Congruent triangles have the same size and shape, which means corresponding sides and corresponding angles are equal. Triangle congruence shortcuts, such as SSS, SAS, ASA, and AAS, let you prove triangles are congruent without checking all six parts. This matters because once triangles are proven congruent, you can use corresponding parts to solve for missing measures. When practicing, match vertices in the correct order and identify which sides or angles correspond. A common mistake is assuming triangles are congruent from appearance alone instead of using a valid congruence reason.

What you'll learn

Why it matters: Manufacturing and construction use congruent triangles when matching braces, panels, or repeated parts that must fit the same way.

Worked example

Problem. Triangles ABC and DEF are congruent in that order. If AB = 9, what is DE?

  1. The order ABC matches DEF.
  2. Side AB corresponds to side DE.
  3. Corresponding sides are equal.

Answer: 9

Practice problems

1. Congruent triangles have...

Choices: Equal corresponding sides and angles · Only equal areas · Only equal perimeters · No matching parts

Show solution
  1. Warm-up: First identify exactly what the question is asking: Congruent triangles have...
  2. Use the relevant geometric relationship first, then set up an equation from the angle measures or side relationships.
  3. Congruence preserves side lengths and angle measures.
  4. Verify the selected choice by checking that it satisfies the original prompt and that the other choices fail the same test.

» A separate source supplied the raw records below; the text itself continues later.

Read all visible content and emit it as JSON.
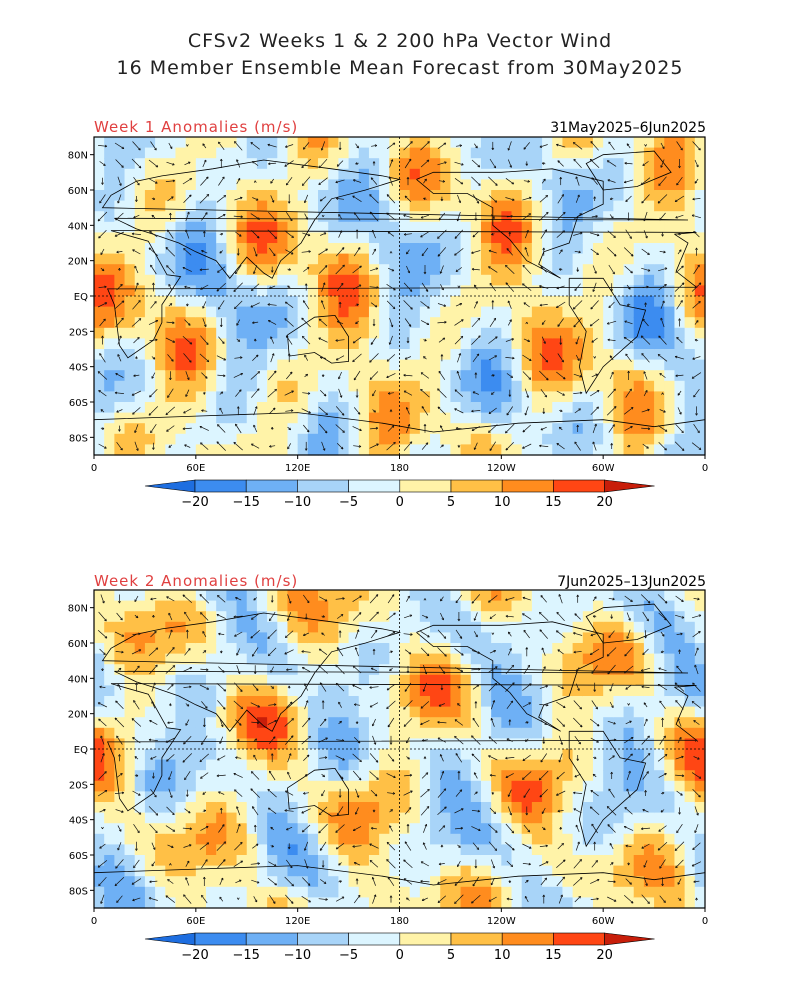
{
  "title": {
    "line1": "CFSv2 Weeks 1 & 2 200 hPa Vector Wind",
    "line2": "16 Member Ensemble Mean Forecast from 30May2025"
  },
  "panels": [
    {
      "title": "Week 1 Anomalies (m/s)",
      "date_range": "31May2025–6Jun2025"
    },
    {
      "title": "Week 2 Anomalies (m/s)",
      "date_range": "7Jun2025–13Jun2025"
    }
  ],
  "lat_labels": [
    "80N",
    "60N",
    "40N",
    "20N",
    "EQ",
    "20S",
    "40S",
    "60S",
    "80S"
  ],
  "lon_labels": [
    "0",
    "60E",
    "120E",
    "180",
    "120W",
    "60W",
    "0"
  ],
  "colorbar": {
    "labels": [
      "−20",
      "−15",
      "−10",
      "−5",
      "0",
      "5",
      "10",
      "15",
      "20"
    ],
    "colors": [
      "#1e6ee0",
      "#3c8cf0",
      "#6eb0f5",
      "#a8d4f8",
      "#dcf5ff",
      "#fff3a8",
      "#ffc046",
      "#ff8c1e",
      "#ff4614",
      "#c81e0a"
    ]
  }
}
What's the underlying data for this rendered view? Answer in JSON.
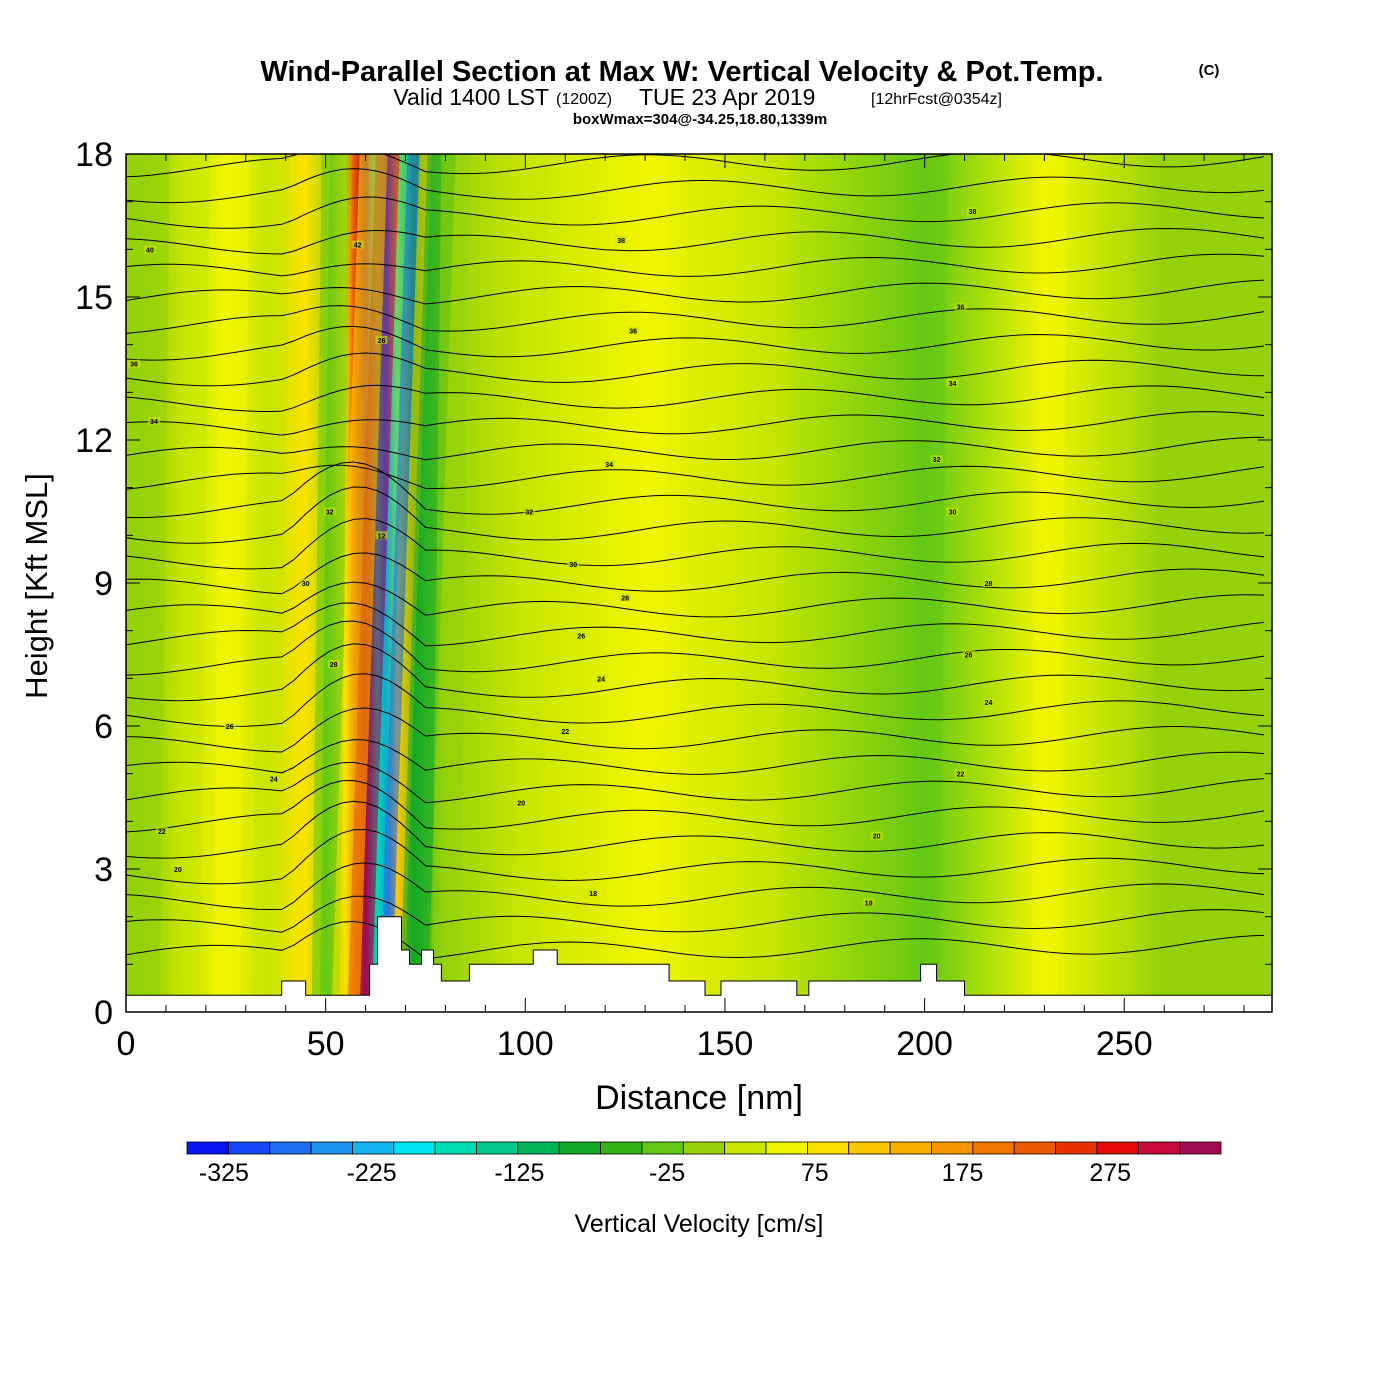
{
  "header": {
    "title": "Wind-Parallel Section at Max W: Vertical Velocity & Pot.Temp.",
    "title_mark": "(C)",
    "valid_prefix": "Valid 1400 LST",
    "valid_utc": "(1200Z)",
    "valid_date": "TUE 23 Apr 2019",
    "valid_fcst": "[12hrFcst@0354z]",
    "box_wmax": "boxWmax=304@-34.25,18.80,1339m"
  },
  "chart_data": {
    "type": "heatmap",
    "xlabel": "Distance [nm]",
    "ylabel": "Height [Kft MSL]",
    "xlim": [
      0,
      287
    ],
    "ylim": [
      0,
      18
    ],
    "x_ticks": [
      0,
      50,
      100,
      150,
      200,
      250
    ],
    "y_ticks": [
      0,
      3,
      6,
      9,
      12,
      15,
      18
    ],
    "colorbar": {
      "label": "Vertical Velocity [cm/s]",
      "min": -350,
      "max": 350,
      "step": 25,
      "tick_values": [
        -325,
        -225,
        -125,
        -25,
        75,
        175,
        275
      ],
      "tick_labels": [
        "-325",
        "-225",
        "-125",
        "-25",
        "75",
        "175",
        "275"
      ],
      "colors": [
        "#0a14f0",
        "#1446f5",
        "#1e6ef0",
        "#1e96f0",
        "#14b4f0",
        "#00e6f0",
        "#00dcb4",
        "#00c88c",
        "#00b45a",
        "#14aa28",
        "#32b414",
        "#64c814",
        "#96d20a",
        "#c8e600",
        "#f0f500",
        "#fae100",
        "#fac800",
        "#f5af00",
        "#f59600",
        "#f07800",
        "#eb5a00",
        "#e63200",
        "#e60a0a",
        "#c80a3c",
        "#a00a50"
      ]
    },
    "background_field": [
      {
        "x": 5,
        "w": -40
      },
      {
        "x": 15,
        "w": -20
      },
      {
        "x": 25,
        "w": 10
      },
      {
        "x": 35,
        "w": -25
      },
      {
        "x": 45,
        "w": 30
      },
      {
        "x": 50,
        "w": -60
      },
      {
        "x": 55,
        "w": 40
      },
      {
        "x": 57,
        "w": 150
      },
      {
        "x": 60,
        "w": 300
      },
      {
        "x": 63,
        "w": -200
      },
      {
        "x": 65,
        "w": -280
      },
      {
        "x": 68,
        "w": 60
      },
      {
        "x": 72,
        "w": -120
      },
      {
        "x": 80,
        "w": -40
      },
      {
        "x": 100,
        "w": -20
      },
      {
        "x": 130,
        "w": 10
      },
      {
        "x": 160,
        "w": -15
      },
      {
        "x": 200,
        "w": -60
      },
      {
        "x": 230,
        "w": 20
      },
      {
        "x": 260,
        "w": -30
      }
    ],
    "theta_contours": [
      {
        "label": "18",
        "label_x": 117,
        "label_y": 2.5
      },
      {
        "label": "18",
        "label_x": 186,
        "label_y": 2.3
      },
      {
        "label": "20",
        "label_x": 13,
        "label_y": 3.0
      },
      {
        "label": "20",
        "label_x": 99,
        "label_y": 4.4
      },
      {
        "label": "20",
        "label_x": 188,
        "label_y": 3.7
      },
      {
        "label": "22",
        "label_x": 9,
        "label_y": 3.8
      },
      {
        "label": "22",
        "label_x": 110,
        "label_y": 5.9
      },
      {
        "label": "22",
        "label_x": 209,
        "label_y": 5.0
      },
      {
        "label": "24",
        "label_x": 37,
        "label_y": 4.9
      },
      {
        "label": "24",
        "label_x": 119,
        "label_y": 7.0
      },
      {
        "label": "24",
        "label_x": 216,
        "label_y": 6.5
      },
      {
        "label": "26",
        "label_x": 26,
        "label_y": 6.0
      },
      {
        "label": "26",
        "label_x": 114,
        "label_y": 7.9
      },
      {
        "label": "26",
        "label_x": 211,
        "label_y": 7.5
      },
      {
        "label": "28",
        "label_x": 52,
        "label_y": 7.3
      },
      {
        "label": "28",
        "label_x": 125,
        "label_y": 8.7
      },
      {
        "label": "28",
        "label_x": 216,
        "label_y": 9.0
      },
      {
        "label": "30",
        "label_x": 45,
        "label_y": 9.0
      },
      {
        "label": "30",
        "label_x": 112,
        "label_y": 9.4
      },
      {
        "label": "30",
        "label_x": 207,
        "label_y": 10.5
      },
      {
        "label": "32",
        "label_x": 51,
        "label_y": 10.5
      },
      {
        "label": "32",
        "label_x": 101,
        "label_y": 10.5
      },
      {
        "label": "32",
        "label_x": 203,
        "label_y": 11.6
      },
      {
        "label": "34",
        "label_x": 7,
        "label_y": 12.4
      },
      {
        "label": "34",
        "label_x": 121,
        "label_y": 11.5
      },
      {
        "label": "34",
        "label_x": 207,
        "label_y": 13.2
      },
      {
        "label": "36",
        "label_x": 2,
        "label_y": 13.6
      },
      {
        "label": "36",
        "label_x": 127,
        "label_y": 14.3
      },
      {
        "label": "36",
        "label_x": 209,
        "label_y": 14.8
      },
      {
        "label": "38",
        "label_x": 124,
        "label_y": 16.2
      },
      {
        "label": "38",
        "label_x": 212,
        "label_y": 16.8
      },
      {
        "label": "40",
        "label_x": 6,
        "label_y": 16.0
      },
      {
        "label": "42",
        "label_x": 58,
        "label_y": 16.1
      },
      {
        "label": "12",
        "label_x": 64,
        "label_y": 10.0
      },
      {
        "label": "26",
        "label_x": 64,
        "label_y": 14.1
      }
    ],
    "terrain_profile": [
      [
        0,
        0.35
      ],
      [
        39,
        0.35
      ],
      [
        39,
        0.65
      ],
      [
        45,
        0.65
      ],
      [
        45,
        0.35
      ],
      [
        61,
        0.35
      ],
      [
        61,
        1.0
      ],
      [
        63,
        1.0
      ],
      [
        63,
        2.0
      ],
      [
        69,
        2.0
      ],
      [
        69,
        1.3
      ],
      [
        71,
        1.3
      ],
      [
        71,
        1.0
      ],
      [
        74,
        1.0
      ],
      [
        74,
        1.3
      ],
      [
        77,
        1.3
      ],
      [
        77,
        1.0
      ],
      [
        79,
        1.0
      ],
      [
        79,
        0.65
      ],
      [
        86,
        0.65
      ],
      [
        86,
        1.0
      ],
      [
        102,
        1.0
      ],
      [
        102,
        1.3
      ],
      [
        108,
        1.3
      ],
      [
        108,
        1.0
      ],
      [
        136,
        1.0
      ],
      [
        136,
        0.65
      ],
      [
        145,
        0.65
      ],
      [
        145,
        0.35
      ],
      [
        149,
        0.35
      ],
      [
        149,
        0.65
      ],
      [
        168,
        0.65
      ],
      [
        168,
        0.35
      ],
      [
        171,
        0.35
      ],
      [
        171,
        0.65
      ],
      [
        199,
        0.65
      ],
      [
        199,
        1.0
      ],
      [
        203,
        1.0
      ],
      [
        203,
        0.65
      ],
      [
        210,
        0.65
      ],
      [
        210,
        0.35
      ],
      [
        287,
        0.35
      ]
    ]
  }
}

Answer: Equal corresponding sides and angles

2. Triangles ABC and DEF are congruent. If angle A is 40 degrees, what is angle D?

Show solution
  1. Warm-up: First identify exactly what the question is asking: Triangles ABC and DEF are congruent. If angle A is 40 degrees, what is angle D?
  2. Use the relevant geometric relationship first, then set up an equation from the angle measures or side relationships.
  3. A corresponds to D.
  4. Check the result by substituting or estimating: the response should match 40 and make sense in the original problem.

Answer: 40

3. Triangles ABC and DEF are congruent. If BC = 12, what is EF?

Show solution
  1. Core Practice: First identify exactly what the question is asking: Triangles ABC and DEF are congruent. If BC = 12, what is EF?
  2. Use the relevant geometric relationship first, then set up an equation from the angle measures or side relationships.
  3. BC corresponds to EF.
  4. Check the result by substituting or estimating: the response should match 12 and make sense in the original problem.

Answer: 12

4. If triangle CAT is congruent to triangle DOG, side CA corresponds to...

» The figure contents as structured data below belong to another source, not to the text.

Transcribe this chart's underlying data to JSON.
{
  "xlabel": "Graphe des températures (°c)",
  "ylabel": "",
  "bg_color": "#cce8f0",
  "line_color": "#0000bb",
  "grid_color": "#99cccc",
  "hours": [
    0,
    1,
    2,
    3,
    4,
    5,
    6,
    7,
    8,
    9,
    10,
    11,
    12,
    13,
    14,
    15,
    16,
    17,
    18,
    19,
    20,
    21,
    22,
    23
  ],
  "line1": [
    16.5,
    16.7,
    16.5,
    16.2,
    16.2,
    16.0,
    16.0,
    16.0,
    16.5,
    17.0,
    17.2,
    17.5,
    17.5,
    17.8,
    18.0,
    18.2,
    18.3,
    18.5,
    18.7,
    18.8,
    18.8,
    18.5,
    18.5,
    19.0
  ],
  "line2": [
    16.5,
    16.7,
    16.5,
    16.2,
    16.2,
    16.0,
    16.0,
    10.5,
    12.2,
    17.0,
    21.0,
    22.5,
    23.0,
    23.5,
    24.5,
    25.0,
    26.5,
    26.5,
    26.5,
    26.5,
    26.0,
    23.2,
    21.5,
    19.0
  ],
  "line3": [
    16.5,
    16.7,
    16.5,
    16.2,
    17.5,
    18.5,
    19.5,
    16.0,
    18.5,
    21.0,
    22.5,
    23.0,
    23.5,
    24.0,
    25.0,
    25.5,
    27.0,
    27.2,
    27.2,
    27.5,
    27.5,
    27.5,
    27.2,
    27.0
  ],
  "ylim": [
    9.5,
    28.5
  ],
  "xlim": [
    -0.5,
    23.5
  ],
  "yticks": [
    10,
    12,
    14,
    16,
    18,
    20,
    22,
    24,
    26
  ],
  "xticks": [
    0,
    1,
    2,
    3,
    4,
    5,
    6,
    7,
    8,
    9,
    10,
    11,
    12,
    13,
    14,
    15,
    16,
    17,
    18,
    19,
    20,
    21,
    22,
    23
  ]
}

Choices: DO · OG · DG · GO

Show solution
  1. Core Practice: First identify exactly what the question is asking: If triangle CAT is congruent to triangle DOG, side CA corresponds to...
  2. Use the relevant geometric relationship first, then set up an equation from the angle measures or side relationships.
  3. C matches D and A matches O.
  4. Verify the selected choice by checking that it satisfies the original prompt and that the other choices fail the same test.

Answer: DO

5. Corresponding sides are 3x and 24. Find x.

Show solution
  1. Challenge: First identify exactly what the question is asking: Corresponding sides are 3x and 24. Find x.
  2. Choose the operation or relationship that matches the wording, then carry it out one clear step at a time.
  3. 3x = 24.
  4. Check the result by substituting or estimating: the response should match 8 and make sense in the original problem.